Yurosek experimented with peeling and shaping a few bags of crooked carrots into a "baby" size and sent them to a customer, a grocery chain that almost immediately demanded more. The process was later industrialized, using machines to cut, peel, grind and polish the carrots into bite-sized form.
"There are so many people," said David Just, professor of behavioral economics at Cornell, in a Washington Post article, "who honestly believe there are baby carrot farmers out there who grow these baby carrots that pop out of the ground and are perfectly convenient and smooth."
The advent of the two-bite perfectly sculpted "baby-cut" carrot grew the United States' carrot consumption by leaps and bounds.

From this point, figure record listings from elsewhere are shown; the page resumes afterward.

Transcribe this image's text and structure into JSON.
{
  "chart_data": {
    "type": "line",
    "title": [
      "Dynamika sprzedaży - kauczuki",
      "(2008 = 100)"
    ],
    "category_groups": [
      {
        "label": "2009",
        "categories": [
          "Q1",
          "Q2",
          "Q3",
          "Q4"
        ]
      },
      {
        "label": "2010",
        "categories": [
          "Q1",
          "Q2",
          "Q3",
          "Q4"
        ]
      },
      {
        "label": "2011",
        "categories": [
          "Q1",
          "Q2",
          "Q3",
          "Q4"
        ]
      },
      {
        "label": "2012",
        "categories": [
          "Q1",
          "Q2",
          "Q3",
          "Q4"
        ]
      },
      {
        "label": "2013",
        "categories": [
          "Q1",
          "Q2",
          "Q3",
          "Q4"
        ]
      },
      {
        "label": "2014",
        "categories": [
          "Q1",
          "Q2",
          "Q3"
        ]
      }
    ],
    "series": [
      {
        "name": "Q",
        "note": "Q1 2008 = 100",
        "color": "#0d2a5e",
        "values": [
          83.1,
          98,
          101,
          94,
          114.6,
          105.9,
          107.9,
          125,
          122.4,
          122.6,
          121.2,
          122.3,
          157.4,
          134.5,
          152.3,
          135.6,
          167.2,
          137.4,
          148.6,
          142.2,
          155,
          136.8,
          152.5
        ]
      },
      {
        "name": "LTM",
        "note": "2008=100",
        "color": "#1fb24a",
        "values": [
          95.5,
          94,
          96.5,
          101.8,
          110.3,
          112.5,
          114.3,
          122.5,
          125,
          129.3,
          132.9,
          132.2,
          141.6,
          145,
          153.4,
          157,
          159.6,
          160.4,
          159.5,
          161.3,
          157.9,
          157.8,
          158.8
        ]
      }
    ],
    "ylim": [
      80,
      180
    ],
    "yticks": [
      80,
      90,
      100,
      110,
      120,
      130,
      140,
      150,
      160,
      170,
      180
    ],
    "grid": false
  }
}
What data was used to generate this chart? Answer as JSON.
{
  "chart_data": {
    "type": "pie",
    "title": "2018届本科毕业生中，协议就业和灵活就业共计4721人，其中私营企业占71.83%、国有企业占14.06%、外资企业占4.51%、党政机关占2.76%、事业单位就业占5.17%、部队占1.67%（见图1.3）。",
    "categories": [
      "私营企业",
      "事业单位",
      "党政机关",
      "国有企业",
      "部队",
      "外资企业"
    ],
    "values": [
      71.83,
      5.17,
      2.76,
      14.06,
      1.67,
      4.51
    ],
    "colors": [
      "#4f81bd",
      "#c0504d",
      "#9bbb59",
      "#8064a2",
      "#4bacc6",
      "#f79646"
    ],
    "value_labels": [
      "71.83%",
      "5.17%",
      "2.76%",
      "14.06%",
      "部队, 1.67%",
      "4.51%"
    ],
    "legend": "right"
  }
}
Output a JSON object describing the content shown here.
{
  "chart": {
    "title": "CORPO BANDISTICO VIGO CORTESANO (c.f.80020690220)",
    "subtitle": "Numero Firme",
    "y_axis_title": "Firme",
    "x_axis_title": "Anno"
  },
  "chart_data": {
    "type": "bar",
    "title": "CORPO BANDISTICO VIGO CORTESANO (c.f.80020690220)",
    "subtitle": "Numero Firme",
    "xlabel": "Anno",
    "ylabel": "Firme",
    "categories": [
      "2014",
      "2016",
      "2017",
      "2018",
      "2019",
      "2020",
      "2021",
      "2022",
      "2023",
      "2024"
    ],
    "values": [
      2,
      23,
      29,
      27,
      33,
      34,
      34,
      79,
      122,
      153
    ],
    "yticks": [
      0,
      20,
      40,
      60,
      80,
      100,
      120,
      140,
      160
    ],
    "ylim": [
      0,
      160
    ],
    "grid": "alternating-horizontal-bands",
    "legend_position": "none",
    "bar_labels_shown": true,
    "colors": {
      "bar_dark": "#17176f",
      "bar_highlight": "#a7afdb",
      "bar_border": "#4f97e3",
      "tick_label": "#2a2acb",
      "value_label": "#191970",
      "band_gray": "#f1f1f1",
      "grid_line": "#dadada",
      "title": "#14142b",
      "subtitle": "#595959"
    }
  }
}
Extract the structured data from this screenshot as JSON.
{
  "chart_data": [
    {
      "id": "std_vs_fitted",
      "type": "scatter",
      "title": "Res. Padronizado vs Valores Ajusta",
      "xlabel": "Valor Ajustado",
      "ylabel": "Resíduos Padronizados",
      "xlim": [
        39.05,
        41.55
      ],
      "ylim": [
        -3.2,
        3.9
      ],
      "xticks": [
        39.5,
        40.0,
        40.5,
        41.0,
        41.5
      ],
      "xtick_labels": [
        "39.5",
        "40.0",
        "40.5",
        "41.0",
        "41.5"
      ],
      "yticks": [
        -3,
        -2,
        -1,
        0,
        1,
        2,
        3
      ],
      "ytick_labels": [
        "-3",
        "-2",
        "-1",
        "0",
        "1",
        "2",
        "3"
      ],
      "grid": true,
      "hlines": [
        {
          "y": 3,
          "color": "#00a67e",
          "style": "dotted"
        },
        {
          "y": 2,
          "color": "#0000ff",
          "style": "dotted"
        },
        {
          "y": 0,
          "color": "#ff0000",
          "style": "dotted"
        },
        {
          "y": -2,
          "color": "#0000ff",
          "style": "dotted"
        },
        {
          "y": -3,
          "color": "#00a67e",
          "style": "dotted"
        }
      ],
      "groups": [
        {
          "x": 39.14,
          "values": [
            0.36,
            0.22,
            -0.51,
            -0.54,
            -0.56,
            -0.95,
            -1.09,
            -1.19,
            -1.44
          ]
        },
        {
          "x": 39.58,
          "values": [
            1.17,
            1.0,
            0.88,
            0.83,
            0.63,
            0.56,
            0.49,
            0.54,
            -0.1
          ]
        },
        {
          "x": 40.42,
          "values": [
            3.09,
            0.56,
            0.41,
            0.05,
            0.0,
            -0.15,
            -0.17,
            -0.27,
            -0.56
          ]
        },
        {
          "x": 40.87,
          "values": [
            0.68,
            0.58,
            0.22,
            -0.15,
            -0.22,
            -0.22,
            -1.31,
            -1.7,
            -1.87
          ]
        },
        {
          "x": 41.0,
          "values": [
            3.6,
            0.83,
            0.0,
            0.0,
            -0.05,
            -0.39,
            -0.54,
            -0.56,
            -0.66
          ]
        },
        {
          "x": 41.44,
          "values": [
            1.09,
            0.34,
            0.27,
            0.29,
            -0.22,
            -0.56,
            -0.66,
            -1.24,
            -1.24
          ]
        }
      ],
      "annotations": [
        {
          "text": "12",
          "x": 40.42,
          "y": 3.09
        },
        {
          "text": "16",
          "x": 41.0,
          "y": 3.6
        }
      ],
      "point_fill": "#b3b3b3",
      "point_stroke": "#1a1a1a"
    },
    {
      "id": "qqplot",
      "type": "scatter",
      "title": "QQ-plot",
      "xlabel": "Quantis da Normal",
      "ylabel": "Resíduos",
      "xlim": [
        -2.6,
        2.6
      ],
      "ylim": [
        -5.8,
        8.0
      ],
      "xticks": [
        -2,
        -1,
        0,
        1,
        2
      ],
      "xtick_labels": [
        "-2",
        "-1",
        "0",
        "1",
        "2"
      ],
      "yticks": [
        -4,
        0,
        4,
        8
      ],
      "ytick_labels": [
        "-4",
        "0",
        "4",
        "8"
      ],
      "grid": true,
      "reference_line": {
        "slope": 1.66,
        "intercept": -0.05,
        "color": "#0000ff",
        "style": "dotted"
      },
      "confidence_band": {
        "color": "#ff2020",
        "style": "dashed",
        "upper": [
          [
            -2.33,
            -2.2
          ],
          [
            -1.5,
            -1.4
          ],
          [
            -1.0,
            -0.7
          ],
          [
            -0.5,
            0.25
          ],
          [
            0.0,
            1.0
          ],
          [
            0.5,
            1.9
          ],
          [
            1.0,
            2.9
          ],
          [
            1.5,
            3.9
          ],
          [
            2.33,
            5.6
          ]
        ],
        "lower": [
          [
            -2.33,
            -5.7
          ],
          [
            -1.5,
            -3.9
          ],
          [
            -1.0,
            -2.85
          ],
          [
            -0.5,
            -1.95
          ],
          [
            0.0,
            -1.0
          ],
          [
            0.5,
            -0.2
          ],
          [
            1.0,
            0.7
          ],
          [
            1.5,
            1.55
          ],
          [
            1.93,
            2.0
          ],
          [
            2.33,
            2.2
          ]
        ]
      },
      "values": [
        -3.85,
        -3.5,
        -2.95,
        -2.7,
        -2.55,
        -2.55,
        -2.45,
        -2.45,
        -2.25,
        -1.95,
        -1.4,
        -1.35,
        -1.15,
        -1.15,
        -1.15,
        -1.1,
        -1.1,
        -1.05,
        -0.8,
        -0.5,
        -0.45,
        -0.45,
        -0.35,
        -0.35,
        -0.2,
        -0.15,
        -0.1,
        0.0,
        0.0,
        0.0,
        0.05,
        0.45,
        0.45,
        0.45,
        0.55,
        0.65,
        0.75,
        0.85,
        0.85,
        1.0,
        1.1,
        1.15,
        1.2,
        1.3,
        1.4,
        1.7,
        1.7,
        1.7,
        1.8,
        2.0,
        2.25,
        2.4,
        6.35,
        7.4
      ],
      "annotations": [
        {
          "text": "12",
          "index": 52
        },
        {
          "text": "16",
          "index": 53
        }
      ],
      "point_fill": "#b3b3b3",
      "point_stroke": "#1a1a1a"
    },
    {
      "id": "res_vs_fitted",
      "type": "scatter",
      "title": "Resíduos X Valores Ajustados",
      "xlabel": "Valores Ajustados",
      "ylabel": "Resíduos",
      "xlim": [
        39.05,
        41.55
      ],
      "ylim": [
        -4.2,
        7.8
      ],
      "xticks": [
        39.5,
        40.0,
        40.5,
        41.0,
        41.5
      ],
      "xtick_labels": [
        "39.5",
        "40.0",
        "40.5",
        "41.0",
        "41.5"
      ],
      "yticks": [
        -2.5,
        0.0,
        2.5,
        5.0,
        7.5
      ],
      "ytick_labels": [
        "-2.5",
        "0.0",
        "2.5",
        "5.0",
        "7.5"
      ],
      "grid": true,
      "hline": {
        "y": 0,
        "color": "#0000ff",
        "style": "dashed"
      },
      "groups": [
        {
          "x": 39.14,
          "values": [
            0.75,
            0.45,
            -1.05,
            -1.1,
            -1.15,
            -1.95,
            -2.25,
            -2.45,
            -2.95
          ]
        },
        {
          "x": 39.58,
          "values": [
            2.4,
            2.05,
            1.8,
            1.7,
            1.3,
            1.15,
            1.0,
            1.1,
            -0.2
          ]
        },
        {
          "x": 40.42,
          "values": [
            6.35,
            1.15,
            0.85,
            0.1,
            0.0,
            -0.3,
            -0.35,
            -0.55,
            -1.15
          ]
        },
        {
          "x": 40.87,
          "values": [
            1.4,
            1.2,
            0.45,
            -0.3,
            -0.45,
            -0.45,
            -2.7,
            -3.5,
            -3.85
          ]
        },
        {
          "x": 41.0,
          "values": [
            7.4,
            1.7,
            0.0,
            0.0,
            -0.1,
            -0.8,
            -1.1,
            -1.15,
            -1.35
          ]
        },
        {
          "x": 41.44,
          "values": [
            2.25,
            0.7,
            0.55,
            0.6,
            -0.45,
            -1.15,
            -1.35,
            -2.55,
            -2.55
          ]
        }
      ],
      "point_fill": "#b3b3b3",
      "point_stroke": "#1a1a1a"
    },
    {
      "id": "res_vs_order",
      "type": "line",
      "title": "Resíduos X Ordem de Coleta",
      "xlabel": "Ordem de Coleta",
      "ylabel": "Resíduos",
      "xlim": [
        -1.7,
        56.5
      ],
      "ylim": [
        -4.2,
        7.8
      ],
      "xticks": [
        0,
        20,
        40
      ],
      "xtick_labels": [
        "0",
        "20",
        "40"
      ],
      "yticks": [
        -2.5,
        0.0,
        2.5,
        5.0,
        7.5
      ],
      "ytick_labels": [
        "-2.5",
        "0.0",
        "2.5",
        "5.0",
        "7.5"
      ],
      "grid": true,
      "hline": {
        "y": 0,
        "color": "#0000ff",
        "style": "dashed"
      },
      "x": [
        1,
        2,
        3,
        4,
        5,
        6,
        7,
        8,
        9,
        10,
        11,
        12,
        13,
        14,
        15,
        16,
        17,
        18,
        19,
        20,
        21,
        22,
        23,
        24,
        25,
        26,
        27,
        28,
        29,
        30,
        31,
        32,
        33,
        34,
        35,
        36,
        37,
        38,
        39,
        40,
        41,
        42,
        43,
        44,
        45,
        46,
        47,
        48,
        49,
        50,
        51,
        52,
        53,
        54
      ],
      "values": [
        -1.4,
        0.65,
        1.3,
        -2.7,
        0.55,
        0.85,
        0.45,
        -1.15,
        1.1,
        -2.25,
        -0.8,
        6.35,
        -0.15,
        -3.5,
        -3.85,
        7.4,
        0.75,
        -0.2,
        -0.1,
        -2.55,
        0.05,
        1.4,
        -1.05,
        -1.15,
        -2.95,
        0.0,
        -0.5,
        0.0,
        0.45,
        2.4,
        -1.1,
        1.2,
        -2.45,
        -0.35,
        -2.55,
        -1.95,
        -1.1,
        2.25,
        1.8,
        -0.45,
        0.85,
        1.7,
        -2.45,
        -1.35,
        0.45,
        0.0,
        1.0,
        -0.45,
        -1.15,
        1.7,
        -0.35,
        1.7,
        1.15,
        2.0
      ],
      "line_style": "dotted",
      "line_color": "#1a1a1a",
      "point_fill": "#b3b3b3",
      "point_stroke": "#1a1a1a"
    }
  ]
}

In 1987, one year after they hit the marketplace, people were buying 30 percent more carrots. A decade later, the average American was eating 117 percent more carrots than before, an estimated 14 pounds (6.35 kilograms) per year. By the 2000s, the baby carrot had come to dominate the fresh-cut vegetable category.
It's fairly easy to tell the difference between a carrot that is naturally small and one that is cut: Larger carrots ground down to baby carrot size are labeled "baby-cut," while carrots that have been harvested in their infancy are labelled "baby carrots."